Venture capital investment into UK tech companies rose in Q2 2017 ($1.42bn) when compared to the previous quarter ($1.15bn).

That’s according to the latest Venture Pulse Q2 2015 report produced by KPMG Enterprise, which also found that the UK saw a total of 189 VC investments made during Q2 – compared to the 258 closed during Q1.

Patrick Imbach, head of KPMG’s Tech Growth team in the UK, commented on the findings:  “The standout transaction of the quarter was undoubtedly Improbable’s $502m investment from SoftBank, one of the largest funding rounds ever made by an early stage European tech firm.

“I think particularly when you consider the risk profile of the business, it’s not an exaggeration to say this was a ‘one of a kind’ investment,” he noted, adding: “It shows how UK’s ‘deep tech’ sector is catching the attention of investors from around the globe, and is a timely reminder that tech investment in post-Brexit Britain absolutely can, and will come from outside Europe.”

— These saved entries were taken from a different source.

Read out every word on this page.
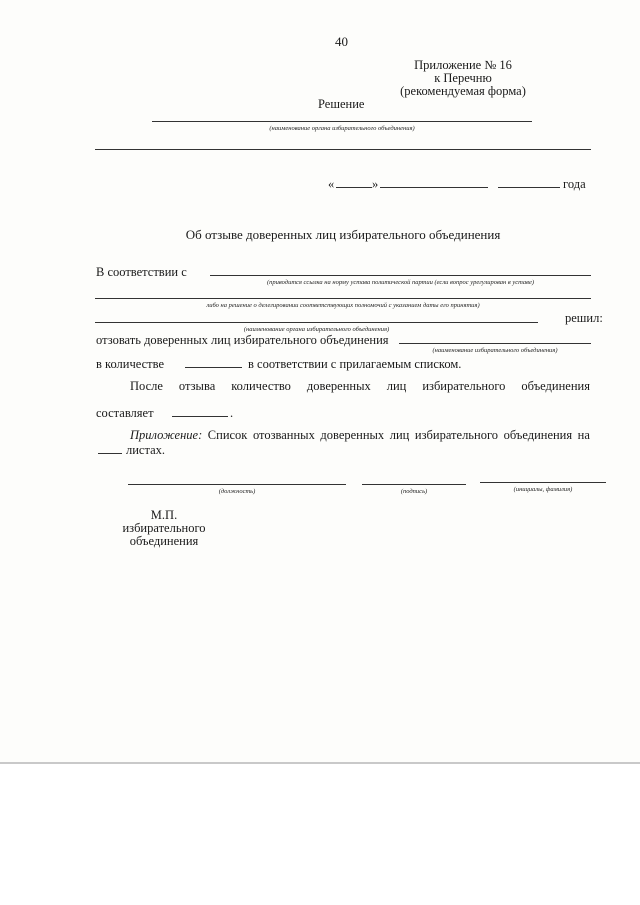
40
Приложение № 16
к Перечню
(рекомендуемая форма)
Решение
(наименование органа избирательного объединения)
«	»	года
Об отзыве доверенных лиц избирательного объединения
В соответствии с
(приводится ссылка на норму устава политической партии (если вопрос урегулирован в уставе)
либо на решение о делегировании соответствующих полномочий с указанием даты его принятия)
решил:
(наименование органа избирательного объединения)
отзовать доверенных лиц избирательного объединения
(наименование избирательного объединения)
в количестве	в соответствии с прилагаемым списком.
После отзыва количество доверенных лиц избирательного объединения
составляет	.
Приложение: Список отозванных доверенных лиц избирательного объединения на
листах.
(должность)	(подпись)	(инициалы, фамилия)
М.П.
избирательного
объединения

Imbach then went on to note that despite gathering economic headwinds and the uncertainty created by the UK’s impending Brexit, the early-stage company scene remains quite strong.

“High investor standards and increased diligence seem to have the effect of heightening the quality of companies, their management teams, and their business strategies as they come to market.”

VC investment in Europe

According to the report, Europe’s VC landscape mirrored that of the UK, with deal count dropping from 760 to 589 quarter on quarter.

In fact, the amount of deals slumped to a six-quarter low, and approximately 40% of the peak high seen in Q1 2015.

Despite this, the report says that VC investment across the Continent remained relatively robust, with some $4.1bn invested – a marginal increase compared to Q1’17.

Imbach explained: “The trend seen both in the UK and across wider Europe of a falling deal count, but increasing deal value is perhaps indicative of investors becoming more discerning at the Angel and Seed stages while investment accelerates in later-stage companies with more proven business models and market traction.

“In addition, investors in Europe seem to be particularly demanding of their portfolio companies in follow-on rounds – Europe was the only world region where an uptick in down rounds was observed this quarter, indicating that investors may be willing to continue to fund companies, but on terms that realistically reflect the intrinsic value of the business.”

Additionally, the report found that corporate VC participation in Europe surged to its highest ever level, accounting for more than 20% of the deals closed.

The total capital invested by CVCs, however, decreased. Despite this, the report argues that the enhanced level of participation shows that corporate interest in innovative technologies is becoming a burgeoning trend.